Top left panel (A) shows the location of the mechanical lesion. Expression of the four dlx paralogs in controls (C-F and G-J) and lesioned brains at 3 dpl (C’-F’) and 7 dpl (G’-J’). Down-regulation of dlx5a is suggested at 3dpl (E’ indicated by gray arrow) and confirmed by RT-qPCR (B) (Student’s t-test, n = 5, p = 0.004). A slight up-regulation of dlx2a and dlx5a is seen at 7dpl compared to controls. For each gene, and for each time point, assays were carried out with at least 2 biological replicates in 3 different experimental repetitions (N = 6). RT-qPCR analyses at 7dpl (K) reveals no significant changes in expression levels of dlx1a, dlx2a and dlx6a (N = 7 for each gene each). A significant increase in dlx5a expression was observed at 7dpl (Student’s t-test, n = 7, p = 0.008). Scale bar: 400 μM.

Fig 6. GFP labeling in Tg(dlx6a-1.4kbdlx5a/6a:GFP) adult zebrafish at 7 days post-lesion and cell quantification.
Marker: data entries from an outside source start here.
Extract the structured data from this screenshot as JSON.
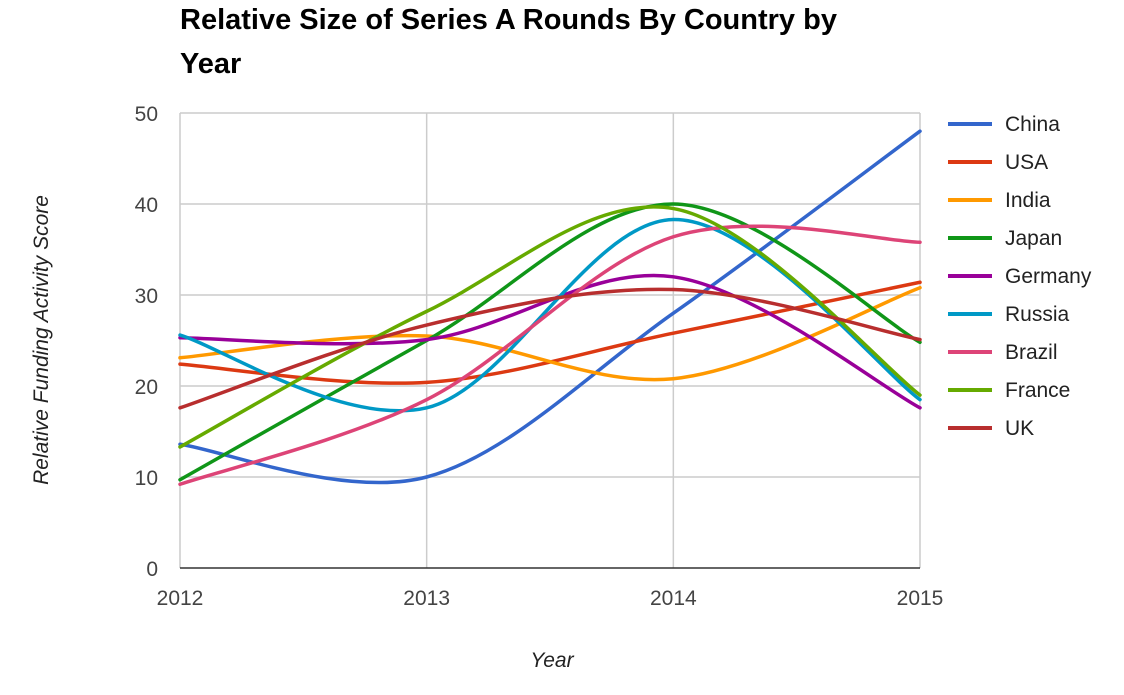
{
  "chart_data": {
    "type": "line",
    "title_line1": "Relative Size of Series A Rounds By Country by",
    "title_line2": "Year",
    "xlabel": "Year",
    "ylabel": "Relative Funding Activity Score",
    "x": [
      "2012",
      "2013",
      "2014",
      "2015"
    ],
    "ylim": [
      0,
      50
    ],
    "yticks": [
      "0",
      "10",
      "20",
      "30",
      "40",
      "50"
    ],
    "grid": true,
    "legend_position": "right",
    "curve": "smooth",
    "series": [
      {
        "name": "China",
        "color": "#3366cc",
        "values": [
          13.6,
          10.0,
          28.0,
          48.0
        ]
      },
      {
        "name": "USA",
        "color": "#dc3912",
        "values": [
          22.4,
          20.4,
          25.8,
          31.4
        ]
      },
      {
        "name": "India",
        "color": "#ff9900",
        "values": [
          23.1,
          25.5,
          20.8,
          30.8
        ]
      },
      {
        "name": "Japan",
        "color": "#109618",
        "values": [
          9.7,
          25.0,
          40.0,
          24.8
        ]
      },
      {
        "name": "Germany",
        "color": "#990099",
        "values": [
          25.3,
          25.1,
          32.0,
          17.6
        ]
      },
      {
        "name": "Russia",
        "color": "#0099c6",
        "values": [
          25.6,
          17.6,
          38.3,
          18.5
        ]
      },
      {
        "name": "Brazil",
        "color": "#dd4477",
        "values": [
          9.2,
          18.5,
          36.4,
          35.8
        ]
      },
      {
        "name": "France",
        "color": "#66aa00",
        "values": [
          13.3,
          28.2,
          39.5,
          19.0
        ]
      },
      {
        "name": "UK",
        "color": "#b82e2e",
        "values": [
          17.6,
          26.7,
          30.6,
          25.1
        ]
      }
    ]
  }
}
Expression of GFP in Tg(dlx6a-1.4kbdlx5a/6a:GFP) determined with a GFP antibody in controls (A and C) and regenerating brains at 3 dpl (B) and 7dpl (D). Schematic representation of the telencephalon where lesion is inflicted and areas used for cell counting of all GFP-positive cells (E) (area indicated by blue arrows bellow blue lines). Quantification of GFP+ cells in the regenerating brain at 3dpl and 7dpl (P = 0.008, N = 6) (F). Scale bar: 400 μm.